We have already done a few Z-tests before where we validated our null hypothesis.

A T-distribution is similar to a Z-distribution—it is centered at zero and has a basic bell shape, but its shorter and flatter around the center than the Z-distribution.

The T-distributions' standard deviation is usually proportionally larger than the Z, because of which you see the fatter tails on each side.

The t distribution is usually used to analyze the population when the sample is small.

The Z-test is used to compare the population mean against a sample or compare the population mean of two distributions with a sample size greater than 30. An example of a Z-test would be comparing the heights of men from different ethnicity groups.

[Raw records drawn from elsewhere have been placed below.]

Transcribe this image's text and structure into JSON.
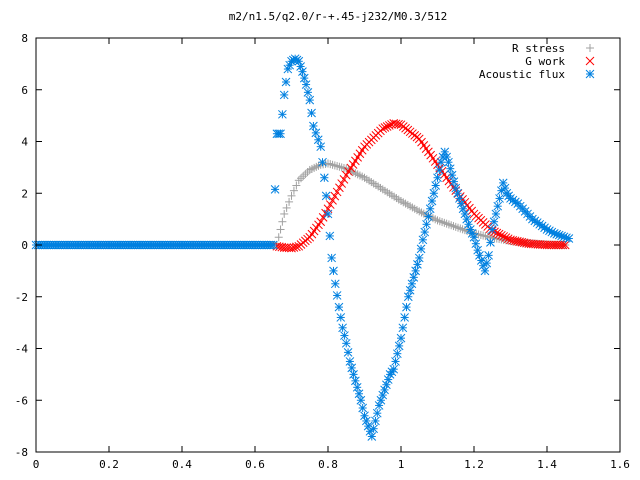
{
  "chart_data": {
    "type": "scatter",
    "title": "m2/n1.5/q2.0/r-+.45-j232/M0.3/512",
    "xlabel": "",
    "ylabel": "",
    "xlim": [
      0,
      1.6
    ],
    "ylim": [
      -8,
      8
    ],
    "xticks": [
      "0",
      "0.2",
      "0.4",
      "0.6",
      "0.8",
      "1",
      "1.2",
      "1.4",
      "1.6"
    ],
    "yticks": [
      "-8",
      "-6",
      "-4",
      "-2",
      "0",
      "2",
      "4",
      "6",
      "8"
    ],
    "grid": false,
    "legend_position": "top-right",
    "series": [
      {
        "name": "R stress",
        "marker": "plus",
        "color": "#a0a0a0",
        "x": [
          0.0,
          0.2,
          0.4,
          0.6,
          0.66,
          0.67,
          0.68,
          0.7,
          0.72,
          0.75,
          0.78,
          0.8,
          0.85,
          0.9,
          0.95,
          1.0,
          1.05,
          1.1,
          1.15,
          1.2,
          1.25,
          1.3,
          1.35,
          1.4,
          1.45
        ],
        "y": [
          0,
          0,
          0,
          0,
          0.0,
          0.6,
          1.2,
          1.9,
          2.5,
          2.9,
          3.1,
          3.15,
          2.95,
          2.6,
          2.15,
          1.7,
          1.3,
          0.95,
          0.7,
          0.45,
          0.28,
          0.15,
          0.07,
          0.02,
          0.0
        ]
      },
      {
        "name": "G work",
        "marker": "cross",
        "color": "#ff0000",
        "x": [
          0.66,
          0.68,
          0.7,
          0.72,
          0.75,
          0.78,
          0.8,
          0.85,
          0.9,
          0.95,
          0.98,
          1.0,
          1.05,
          1.1,
          1.15,
          1.2,
          1.25,
          1.3,
          1.35,
          1.4,
          1.45
        ],
        "y": [
          -0.05,
          -0.1,
          -0.12,
          -0.05,
          0.3,
          0.9,
          1.4,
          2.7,
          3.8,
          4.5,
          4.7,
          4.65,
          4.1,
          3.1,
          2.1,
          1.2,
          0.55,
          0.2,
          0.05,
          0.0,
          0.0
        ]
      },
      {
        "name": "Acoustic flux",
        "marker": "star",
        "color": "#0080e0",
        "x": [
          0.0,
          0.2,
          0.4,
          0.6,
          0.65,
          0.66,
          0.67,
          0.68,
          0.69,
          0.7,
          0.71,
          0.72,
          0.73,
          0.74,
          0.75,
          0.76,
          0.78,
          0.79,
          0.8,
          0.81,
          0.82,
          0.83,
          0.84,
          0.85,
          0.86,
          0.87,
          0.88,
          0.89,
          0.9,
          0.91,
          0.92,
          0.93,
          0.94,
          0.95,
          0.96,
          0.97,
          0.98,
          0.99,
          1.0,
          1.01,
          1.02,
          1.03,
          1.04,
          1.05,
          1.06,
          1.07,
          1.08,
          1.09,
          1.1,
          1.11,
          1.12,
          1.13,
          1.14,
          1.15,
          1.16,
          1.17,
          1.18,
          1.19,
          1.2,
          1.21,
          1.22,
          1.23,
          1.24,
          1.25,
          1.26,
          1.27,
          1.28,
          1.29,
          1.3,
          1.32,
          1.34,
          1.36,
          1.38,
          1.4,
          1.42,
          1.44,
          1.46
        ],
        "y": [
          0,
          0,
          0,
          0,
          0,
          4.3,
          4.3,
          5.8,
          6.8,
          7.1,
          7.2,
          7.1,
          6.7,
          6.2,
          5.6,
          4.6,
          3.8,
          2.6,
          1.2,
          -0.5,
          -1.5,
          -2.4,
          -3.2,
          -3.8,
          -4.5,
          -5.0,
          -5.5,
          -6.0,
          -6.6,
          -7.0,
          -7.4,
          -6.8,
          -6.2,
          -5.8,
          -5.4,
          -5.0,
          -4.8,
          -4.2,
          -3.6,
          -2.8,
          -2.0,
          -1.5,
          -1.0,
          -0.5,
          0.2,
          0.8,
          1.4,
          2.0,
          2.6,
          3.2,
          3.6,
          3.2,
          2.7,
          2.2,
          1.8,
          1.4,
          1.0,
          0.6,
          0.3,
          -0.2,
          -0.6,
          -1.0,
          -0.4,
          0.6,
          1.2,
          1.8,
          2.4,
          2.0,
          1.8,
          1.6,
          1.3,
          1.0,
          0.8,
          0.6,
          0.45,
          0.35,
          0.25
        ]
      }
    ]
  }
}
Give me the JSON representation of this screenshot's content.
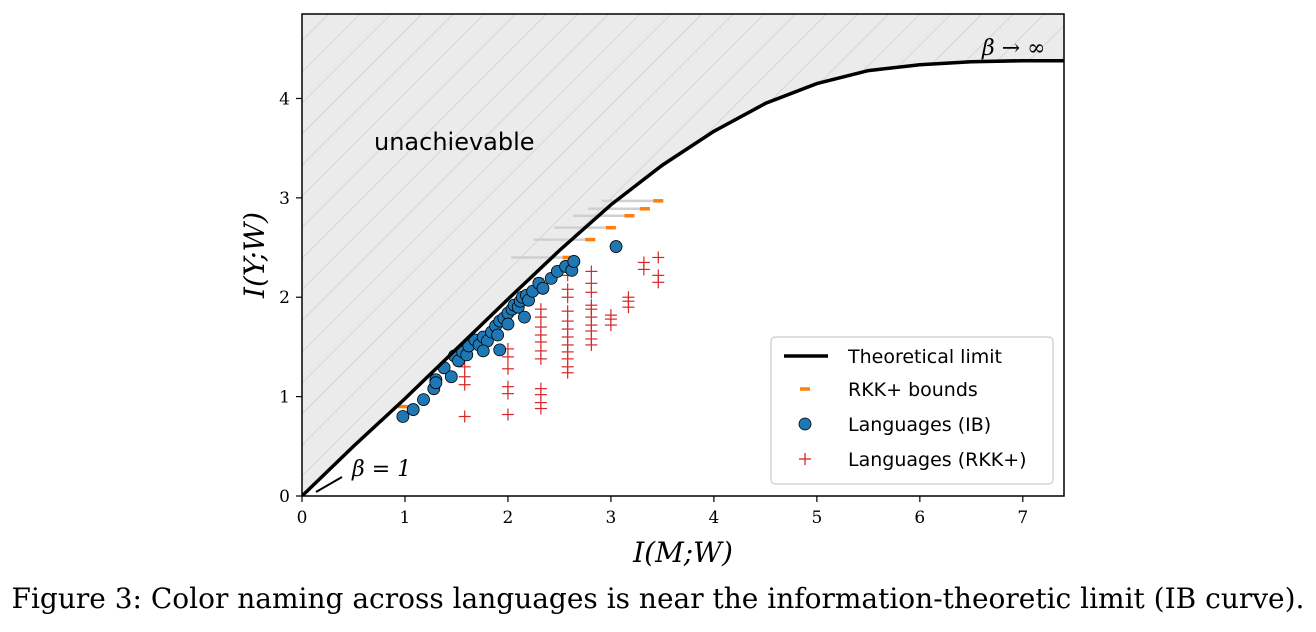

The T-test is used to compare the population mean against a sample, or compare the population mean of two distributions with a sample size less than 30, and when you don't know the population's standard deviation.

Let's do a T-test on two classes that are given a mathematics test and have 10 students in each class:

>>> class1_score = np.array([45.0, 40.0, 49.0, 52.0, 54.0, 64.0, 36.0, 41.0, 42.0, 34.0])

>>> class2_score = np.array([75.0, 85.0, 53.0, 70.0, 72.0, 93.0, 61.0, 65.0, 65.0, 72.0])

To perform the T-test, we can use the ttest_ind() function in the SciPy package:

>>> stats.ttest_ind(class1_score,class2_score)

(array(-5.458195056848407), 3.4820722850153292e-05)

The first value in the output is the calculated t-statistics, whereas the second value is the p-value and p-value shows that the two distributions are not identical.